Implementation Guide

PyHazards is modular and registry-driven. This guide shows how to add your own datasets, models, transforms, and metrics in line with the hazard-first architecture.

Datasets

Implement a dataset by subclassing Dataset and returning a DataBundle from _load(). Register it so users can load by name.

import torch
from pyhazards.datasets import (
    DataBundle, DataSplit, Dataset, FeatureSpec, LabelSpec, register_dataset
)

class MyHazard(Dataset):
    name = "my_hazard"

    def _load(self):
        x = torch.randn(1000, 16)
        y = torch.randint(0, 2, (1000,))
        splits = {
            "train": DataSplit(x[:800], y[:800]),
            "val": DataSplit(x[800:900], y[800:900]),
            "test": DataSplit(x[900:], y[900:]),
        }
        return DataBundle(
            splits=splits,
            feature_spec=FeatureSpec(input_dim=16, description="example features"),
            label_spec=LabelSpec(num_targets=2, task_type="classification"),
        )

register_dataset(MyHazard.name, MyHazard)

Transforms

Create reusable preprocessing functions (e.g., normalization, index computation, temporal windowing) that accept and return a DataBundle. Chain them via the transforms argument to Dataset.load().

Models

Use the provided backbones (MLP, CNN patch encoder, temporal encoder) and task heads (classification, regression, segmentation) via build_model.

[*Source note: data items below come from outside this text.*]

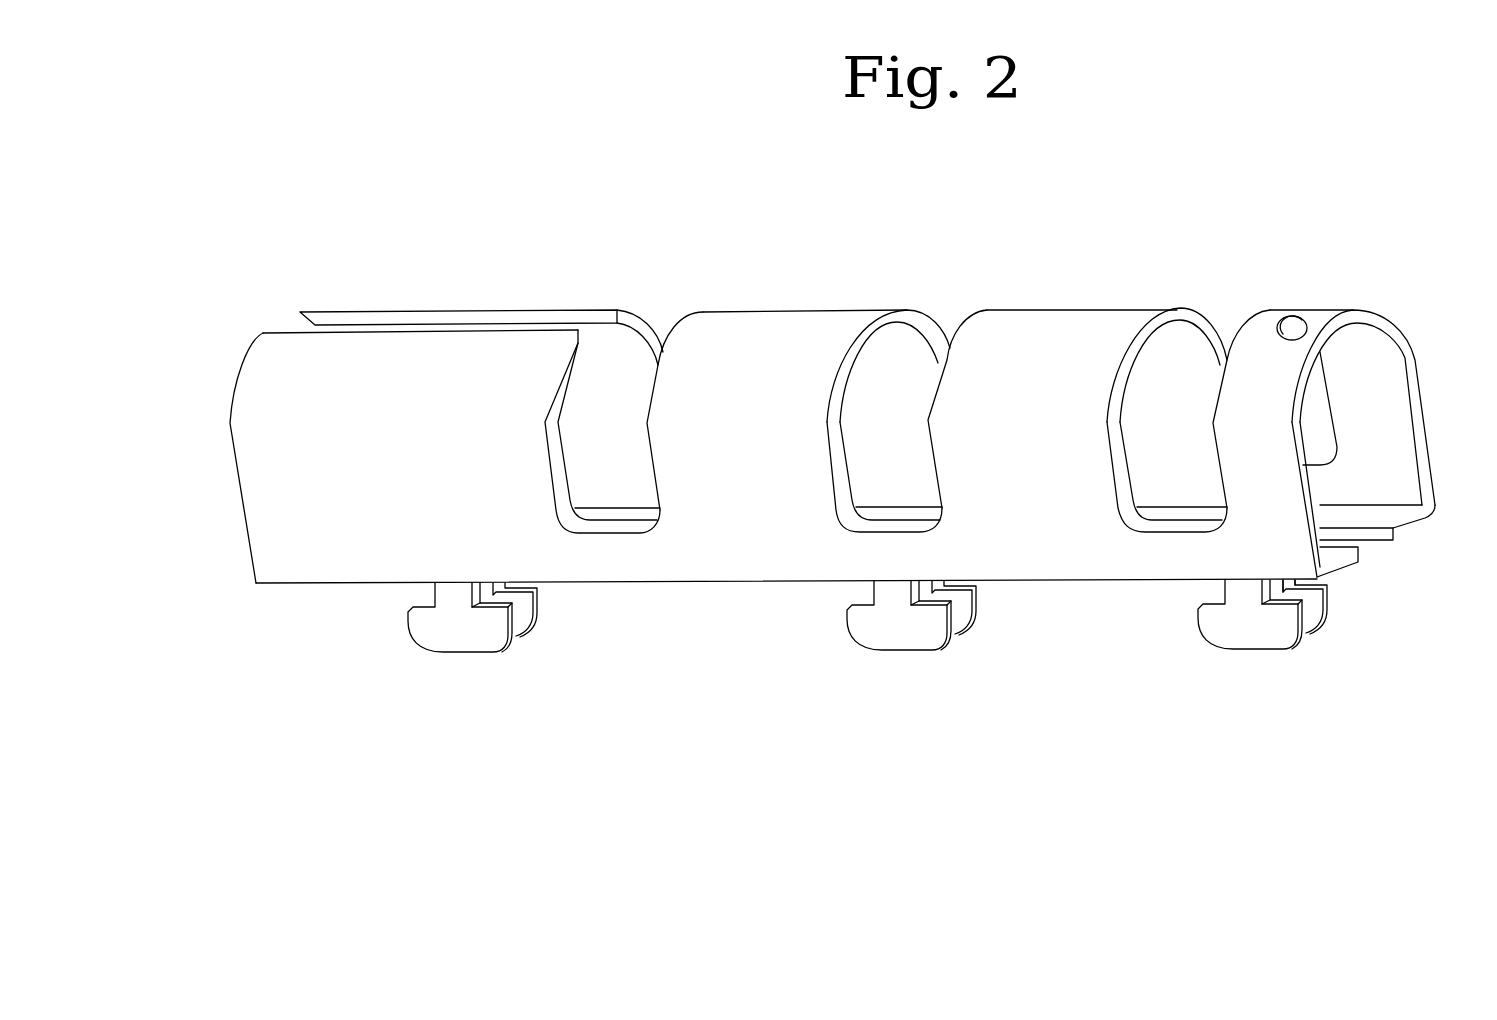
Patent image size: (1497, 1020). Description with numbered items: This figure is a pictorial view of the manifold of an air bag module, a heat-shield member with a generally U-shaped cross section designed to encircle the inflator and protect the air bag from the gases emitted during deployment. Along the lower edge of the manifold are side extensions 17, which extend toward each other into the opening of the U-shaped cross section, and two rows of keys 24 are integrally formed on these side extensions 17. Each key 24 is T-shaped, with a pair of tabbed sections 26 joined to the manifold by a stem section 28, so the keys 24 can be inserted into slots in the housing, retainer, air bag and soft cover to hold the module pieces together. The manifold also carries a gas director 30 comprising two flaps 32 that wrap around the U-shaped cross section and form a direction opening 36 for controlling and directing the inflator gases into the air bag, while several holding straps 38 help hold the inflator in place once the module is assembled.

The gas director 30 is at (245, 327).
The flaps 32 is at (262, 375).
The direction opening 36 is at (285, 327).
The holding straps 38 is at (813, 310).
The side extensions 17 is at (1393, 512).
The keys 24 is at (473, 632).
The tabbed sections 26 is at (1366, 618).
The stem section 28 is at (1214, 633).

To add a custom model, register a builder:

import torch.nn as nn
from pyhazards.models import register_model

def my_model_builder(task: str, in_dim: int, out_dim: int, **kwargs) -> nn.Module:
    # Simple example: a two-layer MLP for classification/regression
    hidden = kwargs.get("hidden_dim", 128)
    layers = nn.Sequential(
        nn.Linear(in_dim, hidden),
        nn.ReLU(),
        nn.Linear(hidden, out_dim),
    )
    return layers

register_model("my_mlp", my_model_builder, defaults={"hidden_dim": 128})

Training

Use the Trainer for fit/evaluate/predict with optional AMP and multi-GPU (DDP) support:

from pyhazards.engine import Trainer
from pyhazards.metrics import ClassificationMetrics

model = ...  # build_model(...) or a registered model
trainer = Trainer(model=model, metrics=[ClassificationMetrics()], mixed_precision=True)
optimizer = torch.optim.Adam(model.parameters(), lr=1e-3)
loss_fn = torch.nn.CrossEntropyLoss()

trainer.fit(data_bundle, optimizer=optimizer, loss_fn=loss_fn, max_epochs=10)
results = trainer.evaluate(data_bundle, split="test")

Metrics

Metrics subclass MetricBase with update/compute/reset. Add your own and pass them to Trainer; for distributed training, aggregate on CPU after collecting predictions/targets.